Expression language (EL) support is an important feature of JSTL that we'll talk about in more detail in the next section. It is also part of the core functionality. JSTL provides a few tags to facilitate the use of expression language. <c:expr> prints out the value of a particular expression in the current EL, similar to the way that the scriptlet expression (<%= ... %=>) syntax prints out the value of a expression in the scripting language (usually Java). <c:set> lets you set a scoped attribute (e.g., a value in the request, page, session, or application scopes) with the value of an expression. There is also the <c:declare> tag. In order for JSTL tags to collaborate with custom tags that only accept rtexprvalues, the <c:declare> tag must be used to create a scripting variable.

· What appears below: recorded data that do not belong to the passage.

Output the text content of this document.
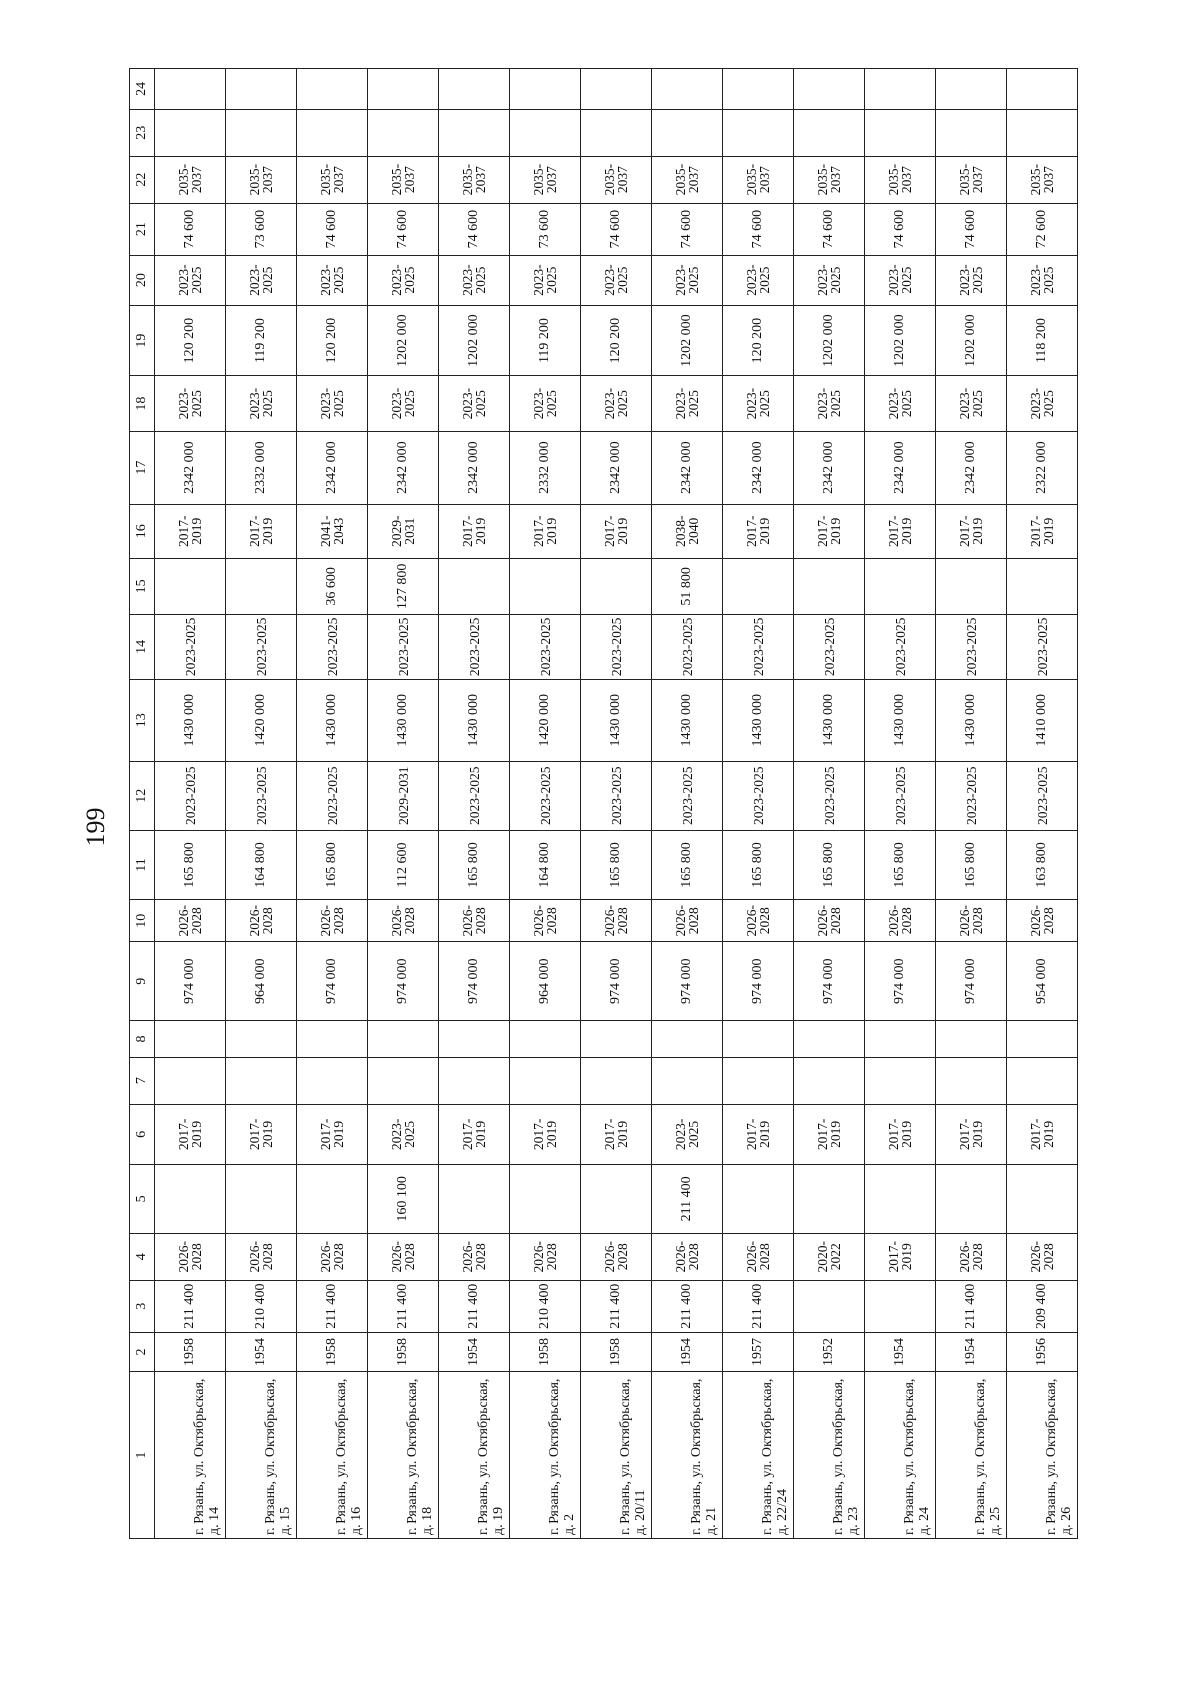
199
1	2	3	4	5	6	7	8	9	10	11	12	13	14	15	16	17	18	19	20	21	22	23	24
г. Рязань, ул. Октябрьская, д. 14	1958	211 400	2026-2028		2017-2019			974 000	2026-2028	165 800	2023-2025	1430 000	2023-2025		2017-2019	2342 000	2023-2025	120 200	2023-2025	74 600	2035-2037		
г. Рязань, ул. Октябрьская, д. 15	1954	210 400	2026-2028		2017-2019			964 000	2026-2028	164 800	2023-2025	1420 000	2023-2025		2017-2019	2332 000	2023-2025	119 200	2023-2025	73 600	2035-2037		
г. Рязань, ул. Октябрьская, д. 16	1958	211 400	2026-2028		2017-2019			974 000	2026-2028	165 800	2023-2025	1430 000	2023-2025	36 600	2041-2043	2342 000	2023-2025	120 200	2023-2025	74 600	2035-2037		
г. Рязань, ул. Октябрьская, д. 18	1958	211 400	2026-2028	160 100	2023-2025			974 000	2026-2028	112 600	2029-2031	1430 000	2023-2025	127 800	2029-2031	2342 000	2023-2025	1202 000	2023-2025	74 600	2035-2037		
г. Рязань, ул. Октябрьская, д. 19	1954	211 400	2026-2028		2017-2019			974 000	2026-2028	165 800	2023-2025	1430 000	2023-2025		2017-2019	2342 000	2023-2025	1202 000	2023-2025	74 600	2035-2037		
г. Рязань, ул. Октябрьская, д. 2	1958	210 400	2026-2028		2017-2019			964 000	2026-2028	164 800	2023-2025	1420 000	2023-2025		2017-2019	2332 000	2023-2025	119 200	2023-2025	73 600	2035-2037		
г. Рязань, ул. Октябрьская, д. 20/11	1958	211 400	2026-2028		2017-2019			974 000	2026-2028	165 800	2023-2025	1430 000	2023-2025		2017-2019	2342 000	2023-2025	120 200	2023-2025	74 600	2035-2037		
г. Рязань, ул. Октябрьская, д. 21	1954	211 400	2026-2028	211 400	2023-2025			974 000	2026-2028	165 800	2023-2025	1430 000	2023-2025	51 800	2038-2040	2342 000	2023-2025	1202 000	2023-2025	74 600	2035-2037		
г. Рязань, ул. Октябрьская, д. 22/24	1957	211 400	2026-2028		2017-2019			974 000	2026-2028	165 800	2023-2025	1430 000	2023-2025		2017-2019	2342 000	2023-2025	120 200	2023-2025	74 600	2035-2037		
г. Рязань, ул. Октябрьская, д. 23	1952		2020-2022		2017-2019			974 000	2026-2028	165 800	2023-2025	1430 000	2023-2025		2017-2019	2342 000	2023-2025	1202 000	2023-2025	74 600	2035-2037		
г. Рязань, ул. Октябрьская, д. 24	1954		2017-2019		2017-2019			974 000	2026-2028	165 800	2023-2025	1430 000	2023-2025		2017-2019	2342 000	2023-2025	1202 000	2023-2025	74 600	2035-2037		
г. Рязань, ул. Октябрьская, д. 25	1954	211 400	2026-2028		2017-2019			974 000	2026-2028	165 800	2023-2025	1430 000	2023-2025		2017-2019	2342 000	2023-2025	1202 000	2023-2025	74 600	2035-2037		
г. Рязань, ул. Октябрьская, д. 26	1956	209 400	2026-2028		2017-2019			954 000	2026-2028	163 800	2023-2025	1410 000	2023-2025		2017-2019	2322 000	2023-2025	118 200	2023-2025	72 600	2035-2037		
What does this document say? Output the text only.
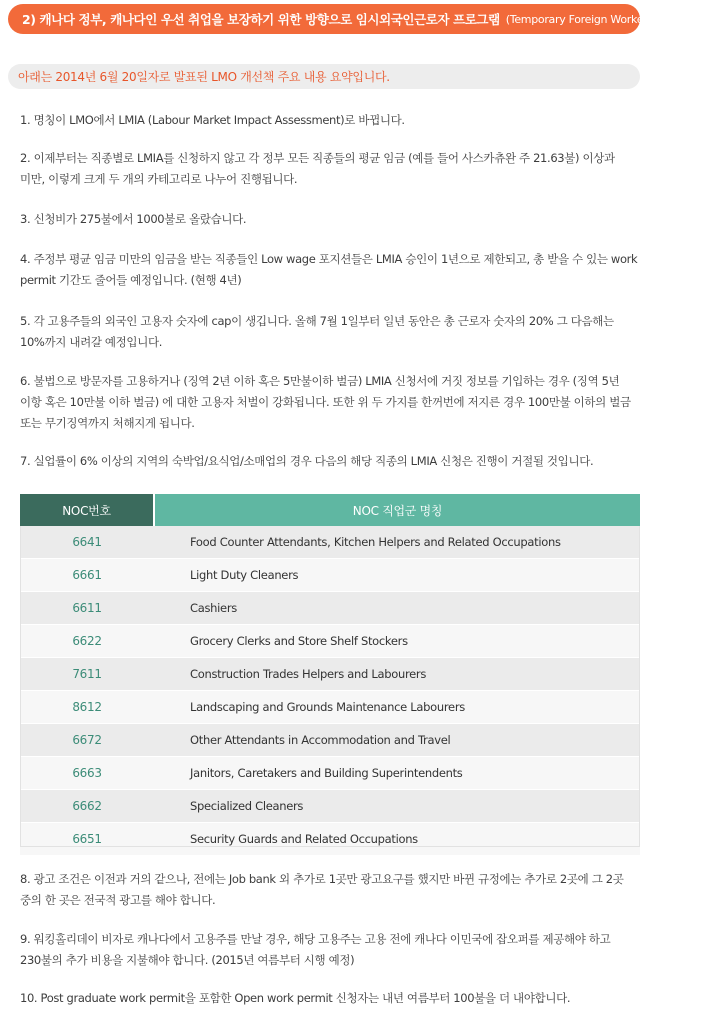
2) 캐나다 정부, 캐나다인 우선 취업을 보장하기 위한 방향으로 임시외국인근로자 프로그램 (Temporary Foreign Worker Program) 정비
아래는 2014년 6월 20일자로 발표된 LMO 개선책 주요 내용 요약입니다.
1. 명칭이 LMO에서 LMIA (Labour Market Impact Assessment)로 바뀝니다.
2. 이제부터는 직종별로 LMIA를 신청하지 않고 각 정부 모든 직종들의 평균 임금 (예를 들어 사스카츄완 주 21.63불) 이상과 미만, 이렇게 크게 두 개의 카테고리로 나누어 진행됩니다.
3. 신청비가 275불에서 1000불로 올랐습니다.
4. 주정부 평균 임금 미만의 임금을 받는 직종들인 Low wage 포지션들은 LMIA 승인이 1년으로 제한되고, 총 받을 수 있는 work permit 기간도 줄어들 예정입니다. (현행 4년)
5. 각 고용주들의 외국인 고용자 숫자에 cap이 생깁니다. 올해 7월 1일부터 일년 동안은 총 근로자 숫자의 20% 그 다음해는 10%까지 내려갈 예정입니다.
6. 불법으로 방문자를 고용하거나 (징역 2년 이하 혹은 5만불이하 벌금) LMIA 신청서에 거짓 정보를 기입하는 경우 (징역 5년 이항 혹은 10만불 이하 벌금) 에 대한 고용자 처벌이 강화됩니다. 또한 위 두 가지를 한꺼번에 저지른 경우 100만불 이하의 벌금 또는 무기징역까지 처해지게 됩니다.
7. 실업률이 6% 이상의 지역의 숙박업/요식업/소매업의 경우 다음의 해당 직종의 LMIA 신청은 진행이 거절될 것입니다.
NOC번호	NOC 직업군 명칭
6641	Food Counter Attendants, Kitchen Helpers and Related Occupations
6661	Light Duty Cleaners
6611	Cashiers
6622	Grocery Clerks and Store Shelf Stockers
7611	Construction Trades Helpers and Labourers
8612	Landscaping and Grounds Maintenance Labourers
6672	Other Attendants in Accommodation and Travel
6663	Janitors, Caretakers and Building Superintendents
6662	Specialized Cleaners
6651	Security Guards and Related Occupations
8. 광고 조건은 이전과 거의 같으나, 전에는 Job bank 외 추가로 1곳만 광고요구를 했지만 바뀐 규정에는 추가로 2곳에 그 2곳 중의 한 곳은 전국적 광고를 해야 합니다.
9. 워킹홀리데이 비자로 캐나다에서 고용주를 만날 경우, 해당 고용주는 고용 전에 캐나다 이민국에 잡오퍼를 제공해야 하고 230불의 추가 비용을 지불해야 합니다. (2015년 여름부터 시행 예정)
10. Post graduate work permit을 포함한 Open work permit 신청자는 내년 여름부터 100불을 더 내야합니다.
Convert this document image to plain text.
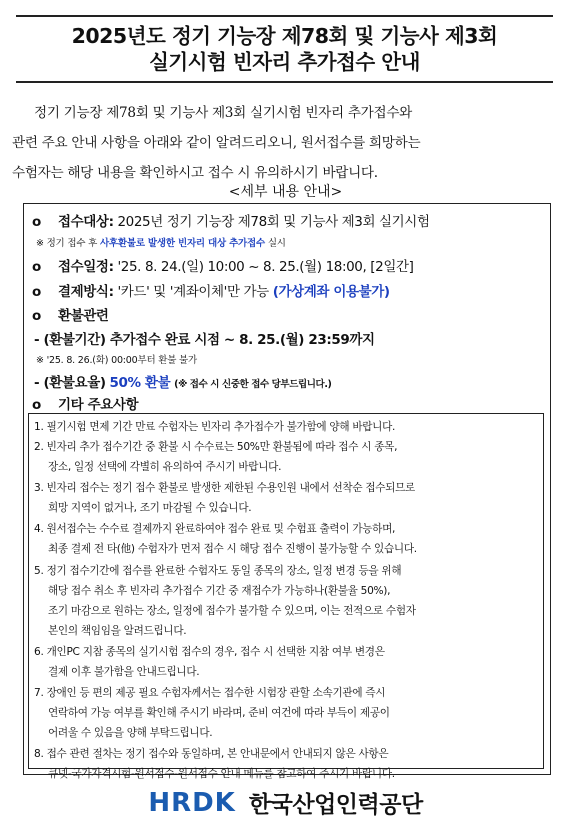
2025년도 정기 기능장 제78회 및 기능사 제3회
실기시험 빈자리 추가접수 안내

정기 기능장 제78회 및 기능사 제3회 실기시험 빈자리 추가접수와

관련 주요 안내 사항을 아래와 같이 알려드리오니, 원서접수를 희망하는

수험자는 해당 내용을 확인하시고 접수 시 유의하시기 바랍니다.

<세부 내용 안내>
o 접수대상: 2025년 정기 기능장 제78회 및 기능사 제3회 실기시험
※ 정기 접수 후 사후환불로 발생한 빈자리 대상 추가접수 실시
o 접수일정: '25. 8. 24.(일) 10:00 ~ 8. 25.(월) 18:00, [2일간]
o 결제방식: '카드' 및 '계좌이체'만 가능 (가상계좌 이용불가)
o 환불관련
- (환불기간) 추가접수 완료 시점 ~ 8. 25.(월) 23:59까지
※ '25. 8. 26.(화) 00:00부터 환불 불가
- (환불요율) 50% 환불 (※ 접수 시 신중한 접수 당부드립니다.)
o 기타 주요사항
1. 필기시험 면제 기간 만료 수험자는 빈자리 추가접수가 불가함에 양해 바랍니다.
2. 빈자리 추가 접수기간 중 환불 시 수수료는 50%만 환불됨에 따라 접수 시 종목,
장소, 일정 선택에 각별히 유의하여 주시기 바랍니다.
3. 빈자리 접수는 정기 접수 환불로 발생한 제한된 수용인원 내에서 선착순 접수되므로
희망 지역이 없거나, 조기 마감될 수 있습니다.
4. 원서접수는 수수료 결제까지 완료하여야 접수 완료 및 수험표 출력이 가능하며,
최종 결제 전 타(他) 수험자가 먼저 접수 시 해당 접수 진행이 불가능할 수 있습니다.
5. 정기 접수기간에 접수를 완료한 수험자도 동일 종목의 장소, 일정 변경 등을 위해
해당 접수 취소 후 빈자리 추가접수 기간 중 재접수가 가능하나(환불율 50%),
조기 마감으로 원하는 장소, 일정에 접수가 불가할 수 있으며, 이는 전적으로 수험자
본인의 책임임을 알려드립니다.
6. 개인PC 지참 종목의 실기시험 접수의 경우, 접수 시 선택한 지참 여부 변경은
결제 이후 불가함을 안내드립니다.
7. 장애인 등 편의 제공 필요 수험자께서는 접수한 시험장 관할 소속기관에 즉시
연락하여 가능 여부를 확인해 주시기 바라며, 준비 여건에 따라 부득이 제공이
어려울 수 있음을 양해 부탁드립니다.
8. 접수 관련 절차는 정기 접수와 동일하며, 본 안내문에서 안내되지 않은 사항은
큐넷-국가자격시험-원서접수-원서접수 안내 메뉴를 참고하여 주시기 바랍니다.
HRDK 한국산업인력공단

While JSP supports the jsp:include tag, this standard action is limited because it only supports relative URLs. JSTL introduces the c:import tag, which lets you retrieve absolute URLs. You can use c:import to retrieve information from the Web using HTTP URLs, or from a file server using an FTP URL. You are even able to specify a foreign context, and that can come in handy sometimes.

Formatting data is one of the key tasks in many JSP pages. JSTL introduces tags to support data formatting and parsing for such things as dates and numbers. Using <fmt:locale>, <fmt:bundle>, and <fmt:message>, you can easily specify locale information for determining which resource bundles to use. These tags can also be used to support parameterized content using the <fmt:messageArg> tag. It's possible to use these tags very easily in your internationalized applications.